A Jurisdição eclesiástica aparece primeiro como um instrumento para defender os interesses da Igreja e subtrair dos Clérigos a Jurisdição secular. Depois torna-se em atributo de influência e dominação, para menoscabo da própria autoridade real, em virtude de uma paulatina multiplicação dos fatos que se consideram lesivos a tais interesses. O fundamento religioso que a sustentou no começo se fortificou com o político. É certo que, em um primeiro momento, o próprio monarca fomentou o poder da Igreja (como fez com os Municípios), com a esperança de que as armas espirituais do Papa se sujeitassem aos nobres e favorecessem assim a sua estabilidade (os homens ricos chegaram a competir em poder com o Rei, e este necessitou coligar-se com o povo, que desejava, por sua vez, sacudir o jogo pesado a que o tinham sujeito uma aristocracia turbulenta e ambiciosa); mas mais tarde se observa, ante a desmedida ingerência daqueles, uma verdadeira luta entre os três poderes que disputavam a preeminência: Real, Senhoril e Eclesiástica.
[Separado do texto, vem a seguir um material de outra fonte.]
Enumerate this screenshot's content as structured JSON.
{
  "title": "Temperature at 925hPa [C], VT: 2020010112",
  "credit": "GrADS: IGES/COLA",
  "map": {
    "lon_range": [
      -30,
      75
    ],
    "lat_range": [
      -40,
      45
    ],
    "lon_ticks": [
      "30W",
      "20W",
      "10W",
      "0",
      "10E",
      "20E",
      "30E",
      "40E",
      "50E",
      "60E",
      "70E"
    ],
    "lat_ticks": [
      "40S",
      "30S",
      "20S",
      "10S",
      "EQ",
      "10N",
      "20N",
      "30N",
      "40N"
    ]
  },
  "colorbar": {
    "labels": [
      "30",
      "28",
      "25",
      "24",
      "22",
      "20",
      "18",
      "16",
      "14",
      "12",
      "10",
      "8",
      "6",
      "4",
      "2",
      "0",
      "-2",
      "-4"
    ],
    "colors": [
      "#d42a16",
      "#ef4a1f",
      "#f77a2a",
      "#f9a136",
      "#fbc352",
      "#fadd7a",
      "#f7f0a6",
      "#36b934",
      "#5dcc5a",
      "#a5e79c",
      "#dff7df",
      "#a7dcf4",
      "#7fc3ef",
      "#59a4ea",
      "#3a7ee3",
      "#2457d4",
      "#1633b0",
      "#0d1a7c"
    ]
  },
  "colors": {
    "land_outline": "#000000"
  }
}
I- As cortes da Igreja, nessa época, podiam reformar as sentenças definitivas proferidas depois de um procedimento carente de garantias formais. Era como se os próprios Juizes tivessem pouca confiança nas decisões adotadas pelo sistema.
No curso do século XIII se instituiu e consolidou paulatinamente o "Tribunal da Inquisição" ou "Santo Ofício", para reprimir a heresia, o sortilégio, a adivinhação etc. No começo esta repressão foi uma conseqüência da visita canônica dos "Obispos" às Paróquias de suas dioceses, e tinha por objetivo informar-se da religião e da moral. Tinham ordem para escolher em cada lugar sete ou mais pessoas muito íntegras para que depusessem sob juramento sobre as desordens de que tivessem notícia. Posteriormente estabeleceram-se comissões mistas encarregadas desta missão que traçavam ainda o procedimento a seguir. Esta é a origem dos inquisidores, que já existiam em meados do século XIII. Foi um Tribunal temido pela gravidade das penas que impunha, pelo secreto do procedimento isento de garantias para o acusado e pela inapelabilidade das suas sentenças.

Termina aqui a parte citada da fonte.